Previously, the conclusion issued under the Governmental Resolution dd. 10.05.2017 # 550 served as such a confirmation.
In addition, the amendments prolong the till December 15, 2019 the effect of the Resolution of the Government dd. 04.12.2017 # 1469 “On Restrictions and Terms for Admission to Procurement for State and Municipal Needs of Metallic Uncovered Stents for Coronary Arteries, Stents for Coronary Arteries Evolving Pharmaceuticals (Including Those with Non-Absorbable Polymer Coating and Absorbable Polymer Coating), Standard Balloon Catheters for Coronary Angioplasty, Aspiration Catheters for Embolectomy (Thrombectomy) of Foreign Origin" (previously this Resolution was valid till July 01, 2018).
The above changes came into force from June 30, 2018.
On June 06, the Russian Ministry of Justice signed the Order of the Russian Ministry of Healthcare dd. 27.03.2018 # 120n “On Approval of the Procedure for Suspending Biomedical Cell Products Use”.
The document sets out rules for the Federal Service for Surveillance in Healthcare (Roszdravnadzor) to suspend use (application) of BMCP already traded in Russia. In particular, the regulator is empowered to make the decision on suspension within 5 business days from the date of receiving information about:
- adverse reactions not addressed in the BMCP’s leaflet,
- significant adverse reactions and unexpected adverse reactions,
- specifics of the BMCP’s interaction with pharmaceuticals, medical devices, nutrition products, other BMCP that can entail threats to life or health,
- mismatch of the data on the BMCP’s actual efficiency and safety with the data provided in the leaflet.
It is expected that, by the dates of the Eastern Economic Forum (to be held in Vladivostok on September 11-13, 2018), the effect of the law on the international medical cluster will be expanded to the Russky Island in Primorsky Krai. This was announced by the CEO of the Far East Investment and Export Agency during the Russian-Korean Business Forum on June 22, 2018.
Previously, the Ministry for Development of the Russian Far East reported on development of a bill expanding the international medical cluster regime to the Free port of Vladivostok.

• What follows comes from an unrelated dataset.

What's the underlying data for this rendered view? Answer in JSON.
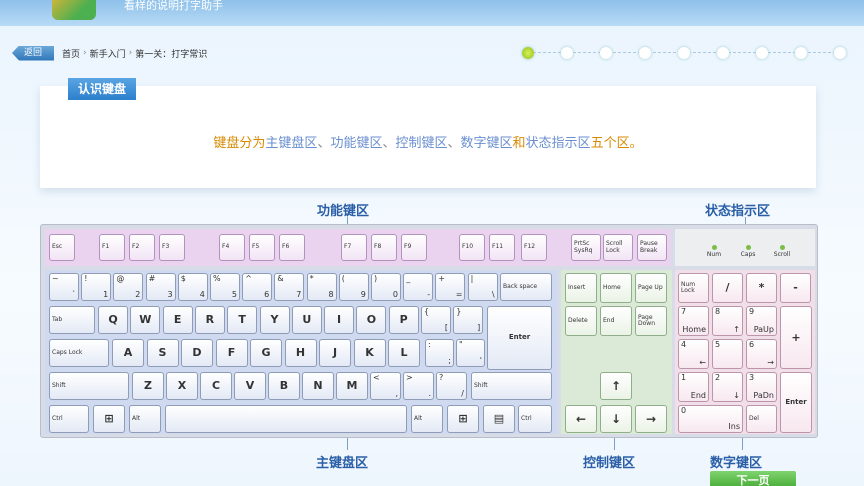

Thus, the standards, management and regulation principles and procedures of interaction with the project participants currently applied in the Skolkovo Innovation Centre would be enacted the territory of the Russky Island. In particular, healthcare providers residing in the Cluster would be able to deliver medical care, apply medical equipment and pharmaceuticals in the Cluster without additional certification in the Russian Federation, provided they have obtained all the permission documentation in their states of incorporation.
The Federal Antitrust Service stated in its Letter dd. 14.06.2018 # АК/43550/18 that advertising of any goods using images of healthcare and pharmaceutical professionals is allowed only for advertising which is distributed/placed:
- at medical or pharmaceutical exhibitions, seminars, conferences and other similar events, and
- in specialized printed media for healthcare professionals.
It is highlighted that in case if an educational institution training healthcare professionals advertises its educational activity, using HCP images is allowed only if the advertisement is distributed/placed at the aforementioned professional exhibitions, seminars, conferences and other similar events or in specialized printed media.
The restriction applies not only to visual images of healthcare/pharmaceutical professionals, but to any other visual, sound or other tools/media content creating an image of an HCP in the mind of the persons perceiving the advertising.